Pran and Shashi Nath Distinguished Lecture 2026
Friday, April 10, 2026
3:00-5:30pm
EXP 804 and Atrium – Register here.
Held annually by the Department of Physics, the Nath Distinguished Lecture Series celebrates discoveries and significant advances on the frontiers of physics and to recognize Northeastern University’s unique contribution to knowledge enhancement witnessed by Pran Nath and Shashi Nath over nearly six decades of their association with the university.
This year’s lecture features 2025 Nobel Prize in Physics recipient Prof. John Martinis of UC Santa Barbara and Qolab, who will be speaking on Prehistoric quantum bits: experiments testing the fundamental physics of superconducting quantum devices.
Agenda
2:15 PM Doors open for pre-reception
3:00 PM Lecture begins
4:30 PM Networking reception
This event is complimentary, but registration is required to ensure a quality experience for all.
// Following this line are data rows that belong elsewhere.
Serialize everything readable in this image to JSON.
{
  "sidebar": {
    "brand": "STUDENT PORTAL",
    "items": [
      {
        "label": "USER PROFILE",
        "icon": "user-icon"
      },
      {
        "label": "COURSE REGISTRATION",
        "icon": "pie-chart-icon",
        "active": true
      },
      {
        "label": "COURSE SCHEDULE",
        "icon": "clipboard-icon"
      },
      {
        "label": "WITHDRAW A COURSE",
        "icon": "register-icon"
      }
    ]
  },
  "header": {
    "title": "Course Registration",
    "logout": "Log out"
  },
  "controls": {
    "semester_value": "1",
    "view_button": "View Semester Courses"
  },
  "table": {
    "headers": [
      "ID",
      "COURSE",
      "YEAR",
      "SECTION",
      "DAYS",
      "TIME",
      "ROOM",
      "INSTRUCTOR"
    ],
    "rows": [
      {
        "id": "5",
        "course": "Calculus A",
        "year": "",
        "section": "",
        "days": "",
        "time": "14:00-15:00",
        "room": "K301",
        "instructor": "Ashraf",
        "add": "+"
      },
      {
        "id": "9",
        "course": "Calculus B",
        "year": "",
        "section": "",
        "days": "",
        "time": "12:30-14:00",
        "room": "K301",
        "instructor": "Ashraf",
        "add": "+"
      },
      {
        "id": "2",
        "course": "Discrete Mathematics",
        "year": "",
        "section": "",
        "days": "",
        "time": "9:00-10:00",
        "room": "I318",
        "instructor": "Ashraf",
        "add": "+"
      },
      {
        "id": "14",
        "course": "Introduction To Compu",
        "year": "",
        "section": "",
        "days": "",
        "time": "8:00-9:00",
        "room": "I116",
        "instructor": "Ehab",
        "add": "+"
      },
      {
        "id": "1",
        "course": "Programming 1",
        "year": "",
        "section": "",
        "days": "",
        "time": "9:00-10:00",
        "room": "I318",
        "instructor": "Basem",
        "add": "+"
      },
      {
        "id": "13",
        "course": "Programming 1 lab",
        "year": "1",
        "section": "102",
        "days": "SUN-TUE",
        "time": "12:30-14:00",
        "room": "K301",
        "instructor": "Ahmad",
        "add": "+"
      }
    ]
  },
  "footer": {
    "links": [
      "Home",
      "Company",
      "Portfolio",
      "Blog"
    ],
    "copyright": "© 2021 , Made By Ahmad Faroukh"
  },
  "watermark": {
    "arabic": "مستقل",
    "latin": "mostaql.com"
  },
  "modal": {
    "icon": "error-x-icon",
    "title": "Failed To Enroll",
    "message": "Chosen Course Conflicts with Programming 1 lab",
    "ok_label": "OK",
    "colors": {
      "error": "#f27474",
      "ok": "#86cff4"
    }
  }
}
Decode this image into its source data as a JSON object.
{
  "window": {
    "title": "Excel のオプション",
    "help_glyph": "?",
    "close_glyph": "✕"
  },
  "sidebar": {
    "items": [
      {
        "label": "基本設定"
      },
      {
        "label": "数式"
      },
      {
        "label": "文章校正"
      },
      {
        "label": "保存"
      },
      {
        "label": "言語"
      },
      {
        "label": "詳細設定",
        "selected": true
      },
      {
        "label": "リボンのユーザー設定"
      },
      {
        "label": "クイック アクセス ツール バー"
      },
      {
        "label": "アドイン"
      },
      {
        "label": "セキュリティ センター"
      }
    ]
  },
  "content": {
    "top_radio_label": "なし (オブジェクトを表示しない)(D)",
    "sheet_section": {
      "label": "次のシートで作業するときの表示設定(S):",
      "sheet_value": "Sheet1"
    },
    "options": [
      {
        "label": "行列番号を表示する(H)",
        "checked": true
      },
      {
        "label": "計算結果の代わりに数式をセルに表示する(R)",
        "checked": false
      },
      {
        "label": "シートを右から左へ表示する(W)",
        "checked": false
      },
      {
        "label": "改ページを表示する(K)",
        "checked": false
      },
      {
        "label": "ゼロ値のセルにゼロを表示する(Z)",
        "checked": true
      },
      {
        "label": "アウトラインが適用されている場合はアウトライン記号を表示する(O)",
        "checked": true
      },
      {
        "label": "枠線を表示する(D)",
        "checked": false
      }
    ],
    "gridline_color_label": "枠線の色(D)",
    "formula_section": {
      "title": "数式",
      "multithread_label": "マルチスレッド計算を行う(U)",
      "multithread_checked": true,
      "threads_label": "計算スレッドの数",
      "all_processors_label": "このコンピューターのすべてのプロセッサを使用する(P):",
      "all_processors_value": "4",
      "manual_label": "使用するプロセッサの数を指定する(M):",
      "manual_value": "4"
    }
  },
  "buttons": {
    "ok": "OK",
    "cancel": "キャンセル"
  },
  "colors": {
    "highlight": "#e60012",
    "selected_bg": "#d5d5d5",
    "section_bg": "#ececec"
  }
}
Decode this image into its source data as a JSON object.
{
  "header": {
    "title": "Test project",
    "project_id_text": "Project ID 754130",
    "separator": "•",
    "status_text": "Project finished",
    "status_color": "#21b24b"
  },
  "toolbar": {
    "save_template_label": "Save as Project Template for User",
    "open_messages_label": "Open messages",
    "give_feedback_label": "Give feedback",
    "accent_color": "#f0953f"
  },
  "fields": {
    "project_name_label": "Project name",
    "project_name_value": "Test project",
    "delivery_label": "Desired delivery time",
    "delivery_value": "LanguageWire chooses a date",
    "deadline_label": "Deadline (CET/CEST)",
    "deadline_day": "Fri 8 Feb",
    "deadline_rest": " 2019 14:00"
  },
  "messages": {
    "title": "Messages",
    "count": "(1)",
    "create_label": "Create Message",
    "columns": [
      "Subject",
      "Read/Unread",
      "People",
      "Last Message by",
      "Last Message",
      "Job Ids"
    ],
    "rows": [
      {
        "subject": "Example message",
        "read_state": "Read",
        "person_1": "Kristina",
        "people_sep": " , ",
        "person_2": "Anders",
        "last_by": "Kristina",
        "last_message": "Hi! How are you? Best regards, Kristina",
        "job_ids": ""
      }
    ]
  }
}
Register here.
Featured Speaker
John Martinis, PhD
UC Santa Barbara and Qolab
2025 Nobel Prize in Physics
Lecture Abstract
Quantum mechanics was developed to describe the physics of the small, for fundamental particles, atoms and molecules. But does it still work for macroscopic systems? My PhD thesis experiment in 1985 tested this idea, showing the macroscopic current and voltages in a 1 cm chip obey the quantum phenomena of tunneling and energy-level quantization, proving that a superconducting circuit can behave as a single ‘artificial atom.’
Over the last four decades, many physicists around the world have continued research on quantum devices. The field has evolved from fundamental tests into a high-stakes effort to build quantum bits and a quantum computer. At Google, our ‘quantum supremacy’ experiment was the culmination of this system-level optimization, proving that a processor could outpace classical supercomputers by maintaining high-fidelity control over a huge computational (Hilbert) space. Now, at my startup Qolab, we are leveraging 300mm semiconductor fabrication to achieve the extreme uniformity and yield necessary to build a useful general-purpose quantum computer.